Um governo minoritário liderado por Merkel provavelmente não iria durar toda a legislatura, mas isso também não seria o fim do mundo. Sou um grande admirador de Merkel mas estamos definitivamente a aproximar-nos do tempo de uma mudança no topo. Isso também é democracia. Uma eleição em 2019 ou 2020 com três partidos amplamente liberais (Sociais-Democratas, Democratas Livres e Verdes) que aperfeiçoaram as suas políticas e atrações anti-populistas durante algum tempo na oposição, e com um novo, mais jovem líder dos Democratas Cristãos, dificilmente seria pior do que uma grande coligação forçada e a desmoronar-se.

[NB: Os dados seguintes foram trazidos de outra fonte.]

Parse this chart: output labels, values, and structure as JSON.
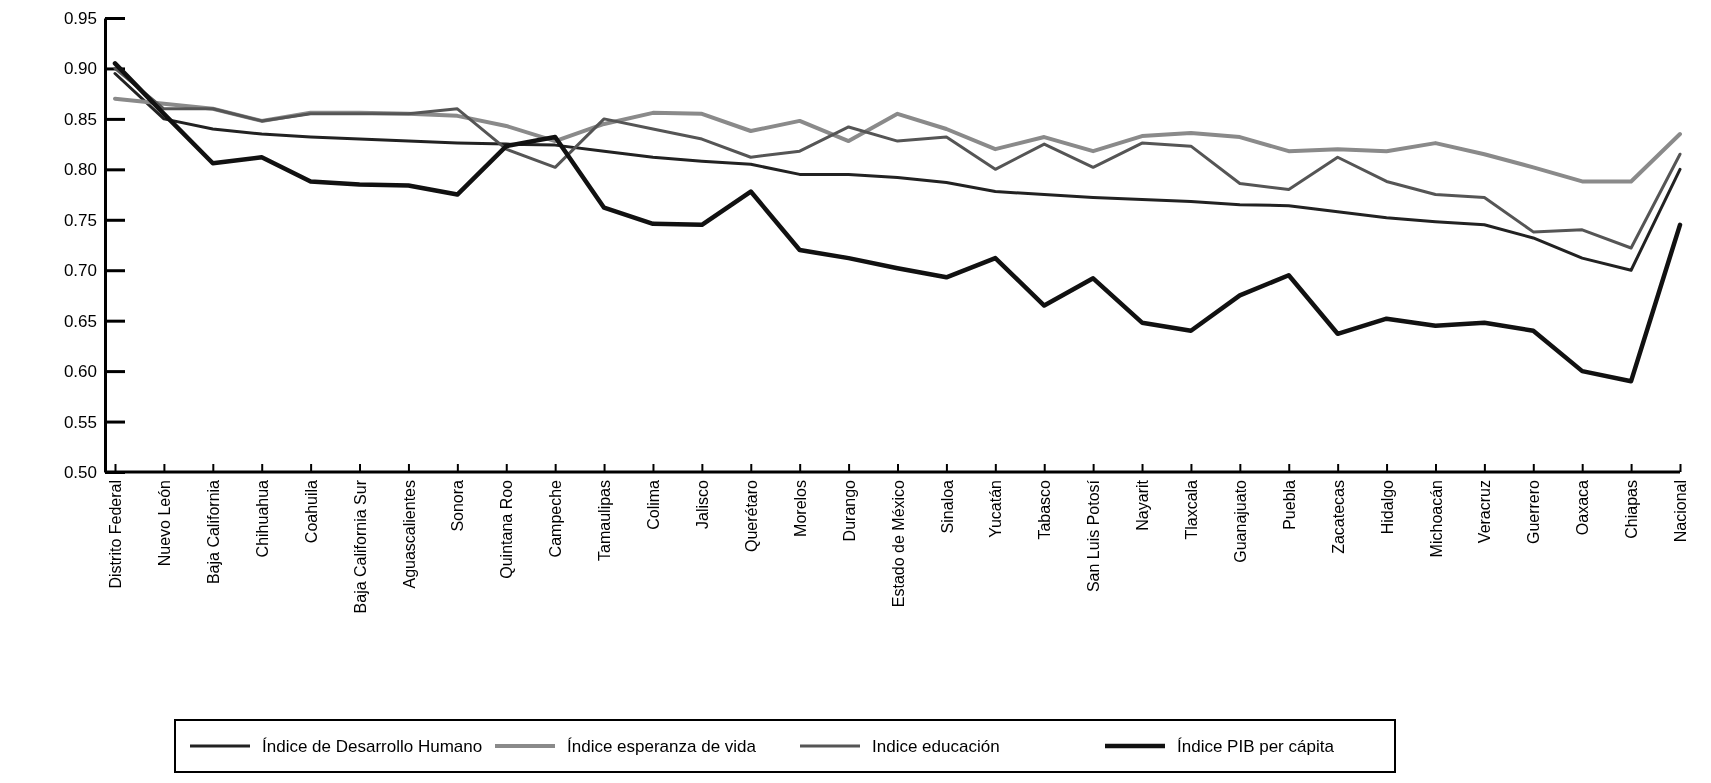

O lema a pairar silenciosamente sobre a sabedoria convencional de Berlim é um convencional usado pela primeira vez em 1957: Keine Experimente! (Sem experiências.) Mas aquilo de que a Alemanha precisa agora é o apelo de Willy Brandt em 1969: Mehr Demokratie wagen! (Arrisquem mais democracia.) A experiência de um governo minoritário iria criar algumas incertezas a curto prazo, mas a longo prazo seria melhor para a Alemanha e para a Europa.